The given equation of state (for one mole) of the gas is

\[\begin{equation*}P=R T /(\mathrm{v}-b)-a / \mathrm{v}^{n} \quad(n>1) . \tag{1}\end{equation*}\]

Equating \((\partial P / \partial \mathrm{v})_{T}\) and \(\left(\partial^{2} P / \partial \mathrm{v}^{2}\right)_{T}\) to zero, we get

\[
\mathrm{v}_{c}=\frac{n+1}{n-1} b \text { and } T_{c}=\frac{4 n(n-1)^{n-1}}{(n+1)^{n+1}} \frac{a}{b^{n-1} R} .
\]

Equation (1) then gives

\[
P_{c}=\left(\frac{n-1}{n+1}\right)^{n+1} \frac{a}{b^{n}}
\]

whence \(R T_{c} / P_{c} \mathrm{v}_{c}=4 n /\left(n^{2}-1\right)\).

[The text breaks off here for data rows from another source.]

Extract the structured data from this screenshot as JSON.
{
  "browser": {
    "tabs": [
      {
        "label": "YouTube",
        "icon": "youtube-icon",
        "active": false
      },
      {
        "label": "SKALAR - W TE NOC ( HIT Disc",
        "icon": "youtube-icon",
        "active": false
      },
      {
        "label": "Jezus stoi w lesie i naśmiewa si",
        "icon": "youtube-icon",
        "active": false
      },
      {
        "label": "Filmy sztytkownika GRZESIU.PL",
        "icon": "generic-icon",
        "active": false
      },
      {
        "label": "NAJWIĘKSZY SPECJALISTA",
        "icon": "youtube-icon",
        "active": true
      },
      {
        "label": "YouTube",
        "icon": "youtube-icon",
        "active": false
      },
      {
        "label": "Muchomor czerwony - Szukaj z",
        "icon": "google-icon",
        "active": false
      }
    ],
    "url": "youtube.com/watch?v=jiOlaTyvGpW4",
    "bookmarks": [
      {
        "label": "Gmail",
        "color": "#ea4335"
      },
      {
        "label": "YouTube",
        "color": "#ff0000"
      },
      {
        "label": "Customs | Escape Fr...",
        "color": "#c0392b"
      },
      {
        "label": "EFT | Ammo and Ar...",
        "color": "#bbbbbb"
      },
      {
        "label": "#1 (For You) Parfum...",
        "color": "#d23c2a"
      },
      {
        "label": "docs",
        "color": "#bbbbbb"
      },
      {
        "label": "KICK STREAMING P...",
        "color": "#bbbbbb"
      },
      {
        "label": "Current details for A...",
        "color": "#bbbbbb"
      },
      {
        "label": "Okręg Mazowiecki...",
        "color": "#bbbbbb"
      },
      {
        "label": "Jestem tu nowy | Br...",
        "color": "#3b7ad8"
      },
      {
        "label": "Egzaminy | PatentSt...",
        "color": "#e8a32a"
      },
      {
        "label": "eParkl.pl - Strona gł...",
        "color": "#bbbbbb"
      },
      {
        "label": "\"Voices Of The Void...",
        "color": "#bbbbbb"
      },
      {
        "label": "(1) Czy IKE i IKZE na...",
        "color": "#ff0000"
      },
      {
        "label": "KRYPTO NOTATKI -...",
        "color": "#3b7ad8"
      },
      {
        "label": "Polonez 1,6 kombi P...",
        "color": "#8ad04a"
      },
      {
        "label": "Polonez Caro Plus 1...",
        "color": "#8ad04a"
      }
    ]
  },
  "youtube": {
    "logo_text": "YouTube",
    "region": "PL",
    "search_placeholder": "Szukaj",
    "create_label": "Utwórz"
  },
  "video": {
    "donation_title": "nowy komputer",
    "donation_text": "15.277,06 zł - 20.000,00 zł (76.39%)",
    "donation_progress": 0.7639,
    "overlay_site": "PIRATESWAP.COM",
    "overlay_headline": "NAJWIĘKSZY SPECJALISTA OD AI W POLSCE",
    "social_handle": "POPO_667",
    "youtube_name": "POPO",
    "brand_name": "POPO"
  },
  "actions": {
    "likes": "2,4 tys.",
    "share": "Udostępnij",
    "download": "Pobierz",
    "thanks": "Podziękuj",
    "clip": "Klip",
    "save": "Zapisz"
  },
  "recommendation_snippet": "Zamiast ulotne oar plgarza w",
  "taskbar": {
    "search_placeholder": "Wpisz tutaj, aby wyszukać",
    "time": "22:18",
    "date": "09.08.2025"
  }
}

To determine the critical behaviour of this gas, we write

\[
P=P_{c}(1+\pi), \mathrm{v}=\mathrm{v}_{c}(1+\psi), T=T_{c}(1+t)
\]

The equation of state then takes the form

\[
1+\pi=\frac{4 n(1+t)}{\left(n^{2}-1\right)(1+\psi)-(n-1)^{2}}-\frac{n+1}{(n-1)(1+\psi)^{n}}
\]

Carrying out the usual expansions and retaining only the most important terms, we get

\[
\pi \approx \frac{2 n}{n-1} t-\frac{n(n+1)^{2}}{12} \psi^{3}-\frac{n(n+1)}{n-1} t \psi .
\]

It follows that

(i) at \(t=0, \pi \approx-\left\{n(n+1)^{2} / 12\right\} \psi^{3}\), while at \(\psi=0, \pi \approx\{2 n /(n-\) 1) \(\} t\)

(ii) for \(t<0\), we obtain three values of \(\psi\); while \(\left|\psi_{2}\right| \ll\left|\psi_{1,3}\right|\), implying once again that \(\pi \approx\{2 n /(n-1)\} t, \psi_{1,3} \approx \pm\left\{12 /\left(n^{2}-1\right)\right\}^{1 / 2}|t|^{1 / 2}\),

(iii) the quantity

\[
\begin{aligned}
-\left(\frac{\partial \psi}{\partial \pi}\right)_{t} & \approx \frac{4(n-1)}{n(n+1)\left\{\left(n^{2}-1\right) \psi^{2}+4 t\right\}} \\
& \approx\left\{\begin{array}{ll}
(n-1) / n(n+1) t & (t>0) \\
(n-1) / 2 n(n+1)|t| & (t<0)
\end{array} .\right.
\end{aligned}
\]

Clearly, the critical exponents of this gas are the same as those of the van der Waals gas - regardless of the value of \(n\). The critical amplitudes (as well as the critical constants \(P_{c}, \mathrm{v}_{c}\) and \(T_{c}\) ), however, do vary with \(n\) and hence are model-dependent.